À Vanuatu, le cyclone a touché plus de la moitié de la population, en causant de sérieux dégâts aux récoltes et, de surcroît, à la période de l'année la plus délicate puisque la période de végétation venait de commencer. Il a ravagé les arbres d'avocats, de mangues et d'agrumes et il a renversé des bateaux de pêche. À Fidji, les dégâts causés aux champs et aux récoltes sont estimés à plus de 12 millions.

Comme le cyclone s'est abattu au moment où l'on craignait une propagation du COVID-19, l'approvisionnement en denrées alimentaires et autres aides a été fortement entravé.

La FAO fournit des graines, des engrais, des outils aux communautés les plus touchées à Vanuatu et à Fidji, et elle aide les exploitants agricoles à préparer leurs champs au semis.

Malgré tout on s'attend à ce que les effets combinés du cyclone et du COVID-19 aient des conséquences néfastes de longue durée sur la sécurité alimentaire, les chaînes de valeur et les moyens de subsistances de la région.

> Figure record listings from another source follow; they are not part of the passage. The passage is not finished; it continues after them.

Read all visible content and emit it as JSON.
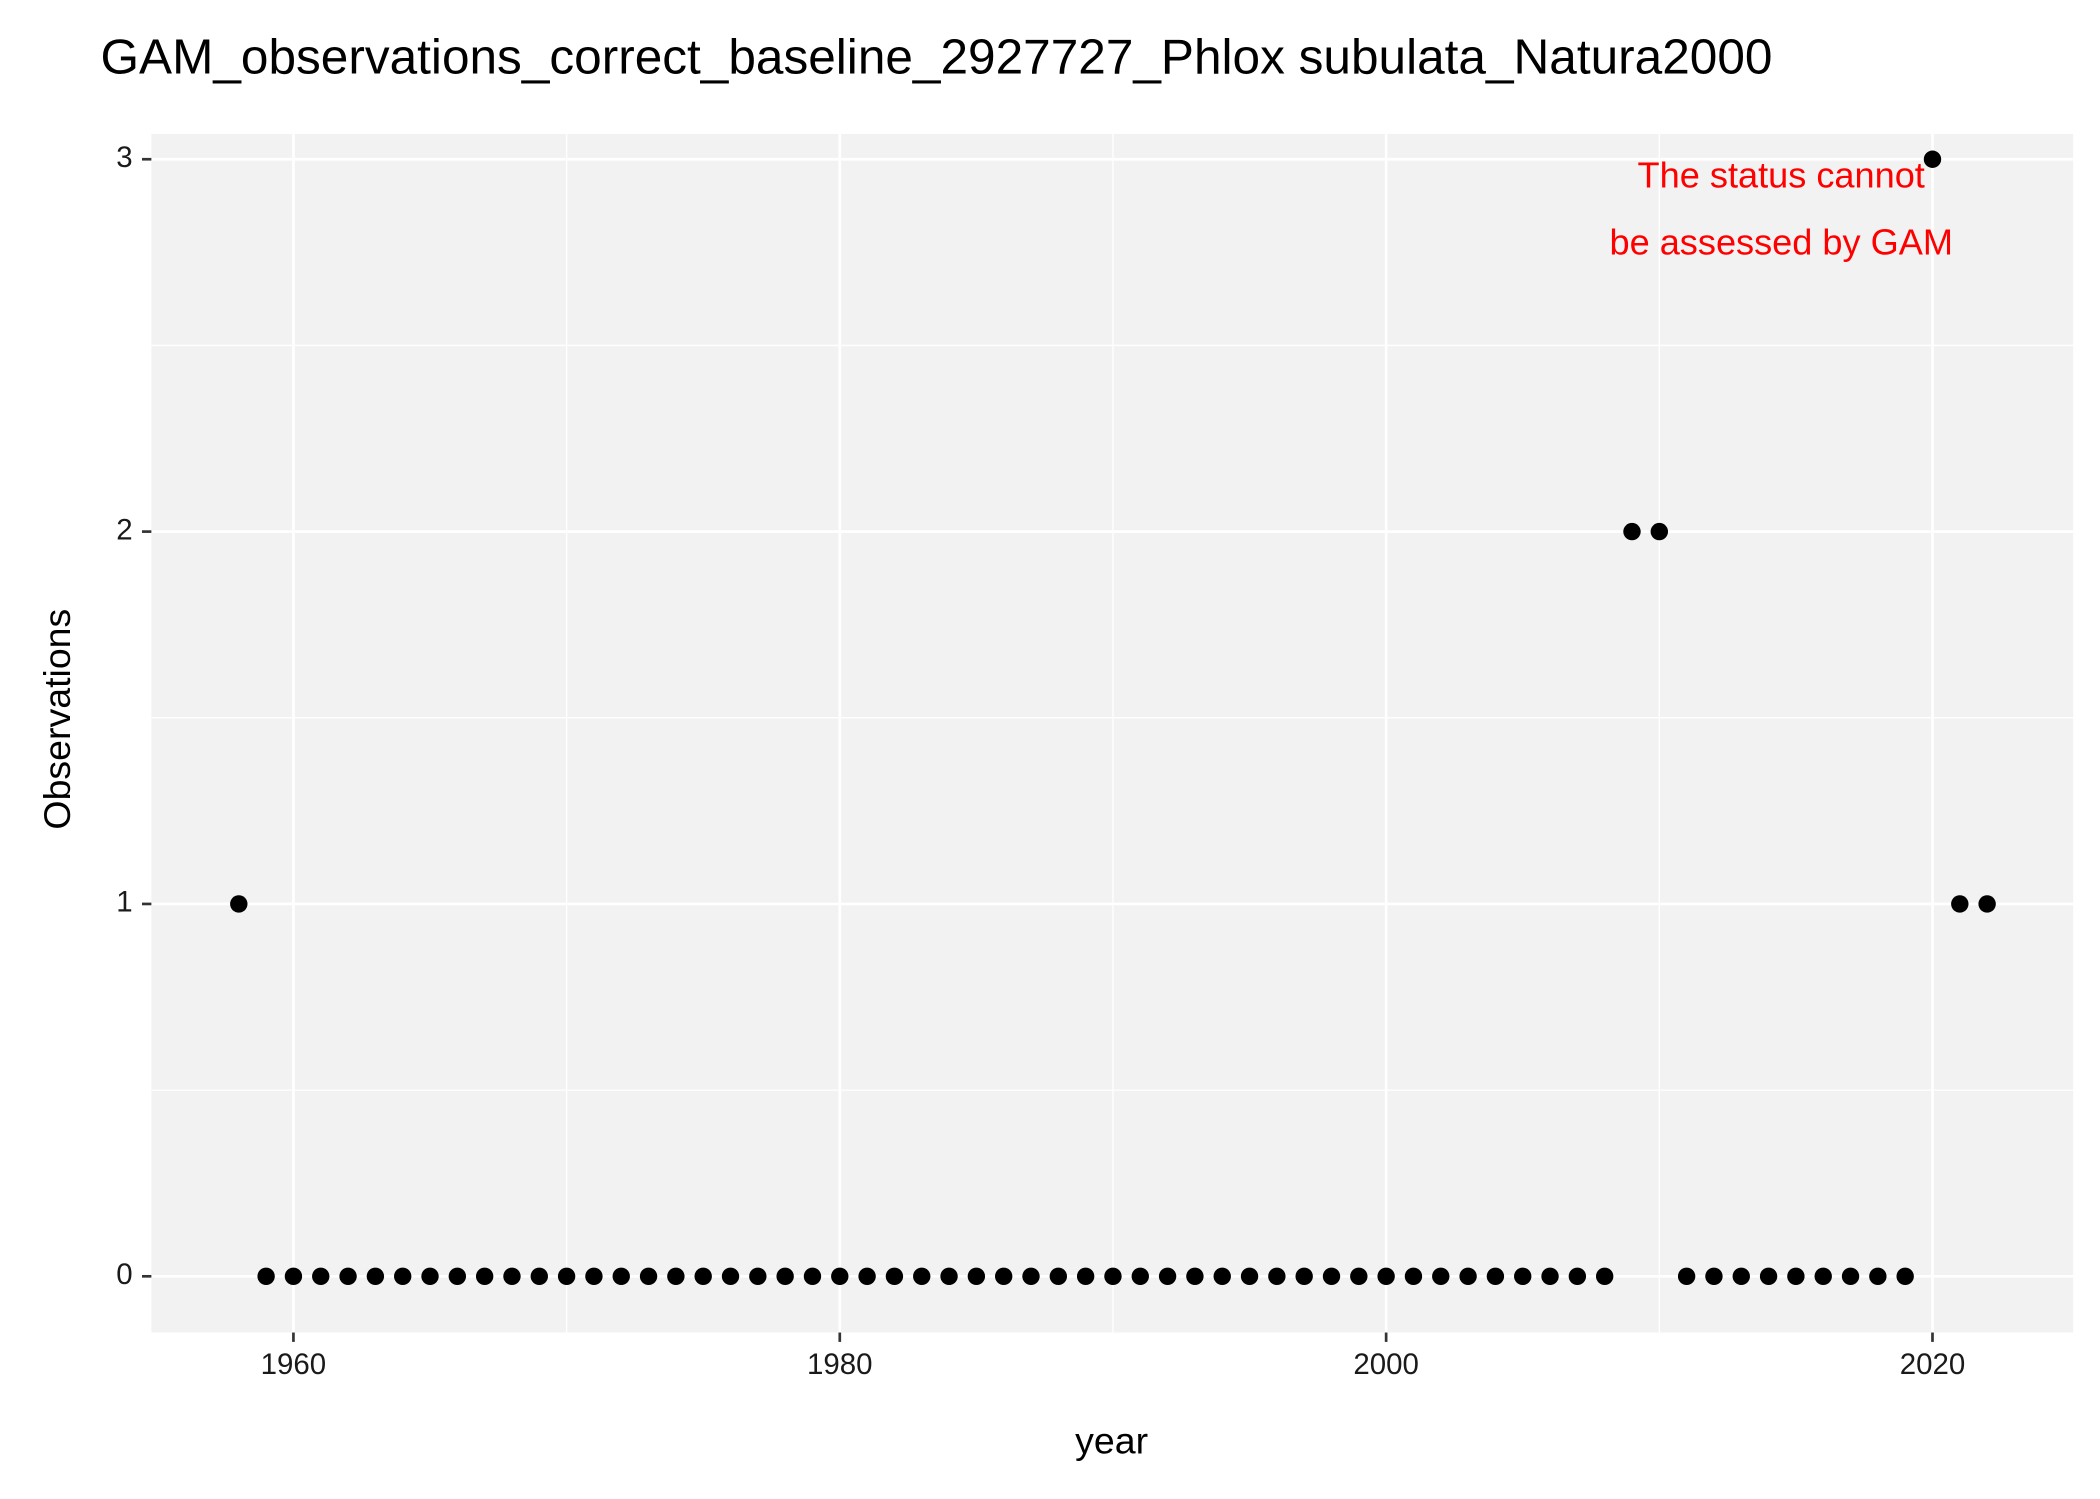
{
  "chart_data": {
    "type": "scatter",
    "title": "GAM_observations_correct_baseline_2927727_Phlox subulata_Natura2000",
    "xlabel": "year",
    "ylabel": "Observations",
    "annotation": [
      "The status cannot",
      "be assessed by GAM"
    ],
    "annotation_color": "#ff0000",
    "x": [
      1958,
      1959,
      1960,
      1961,
      1962,
      1963,
      1964,
      1965,
      1966,
      1967,
      1968,
      1969,
      1970,
      1971,
      1972,
      1973,
      1974,
      1975,
      1976,
      1977,
      1978,
      1979,
      1980,
      1981,
      1982,
      1983,
      1984,
      1985,
      1986,
      1987,
      1988,
      1989,
      1990,
      1991,
      1992,
      1993,
      1994,
      1995,
      1996,
      1997,
      1998,
      1999,
      2000,
      2001,
      2002,
      2003,
      2004,
      2005,
      2006,
      2007,
      2008,
      2009,
      2010,
      2011,
      2012,
      2013,
      2014,
      2015,
      2016,
      2017,
      2018,
      2019,
      2020,
      2021,
      2022
    ],
    "values": [
      1,
      0,
      0,
      0,
      0,
      0,
      0,
      0,
      0,
      0,
      0,
      0,
      0,
      0,
      0,
      0,
      0,
      0,
      0,
      0,
      0,
      0,
      0,
      0,
      0,
      0,
      0,
      0,
      0,
      0,
      0,
      0,
      0,
      0,
      0,
      0,
      0,
      0,
      0,
      0,
      0,
      0,
      0,
      0,
      0,
      0,
      0,
      0,
      0,
      0,
      0,
      2,
      2,
      0,
      0,
      0,
      0,
      0,
      0,
      0,
      0,
      0,
      3,
      1,
      1
    ],
    "color": "#000000",
    "xlim": [
      1954.8,
      2025.15
    ],
    "xticks": [
      1960,
      1980,
      2000,
      2020
    ],
    "xminor": [
      1970,
      1990,
      2010
    ],
    "ylim": [
      -0.151,
      3.068
    ],
    "yticks": [
      0,
      1,
      2,
      3
    ],
    "yminor": [
      0.5,
      1.5,
      2.5
    ],
    "grid": true
  }
}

Quelles leçons la région a-t-elle tiré de la pandémie ? Qu'est-ce qui a changé ?

L'importance des ressources terrestres et océaniques n'avait jamais été aussi évidente auparavant, ni le travail en cours de la FAO et de ses partenaires en faveur de la protection et de la gestion durable de ces mêmes ressources, qui est aussi important.

Nous observons une augmentation de activités de pêche artisanale par les communautés locales, qui est sans doute la conséquence d'un moins bon accès aux aliments importés, et plus particulièrement, dans les atolls, des plans ont été mis au point pour développer la pêche artisanale.

Il est également probable que les communautés des zones urbaines et péri-urbaines se mettent à produire leurs propres aliments, par exemple en créant des jardins potagers quand ils le peuvent, et à acheter davantage de produits locaux.

L'exigence de tenir à distance les maladies et les parasites s'est fait particulièrement sentir durant cette période, et toute la région s'est souciée davantage de lutter contre la propagation de la peste porcine africaine, dont des cas ont été observés récemment en Papouasie-Nouvelle-Guinée. 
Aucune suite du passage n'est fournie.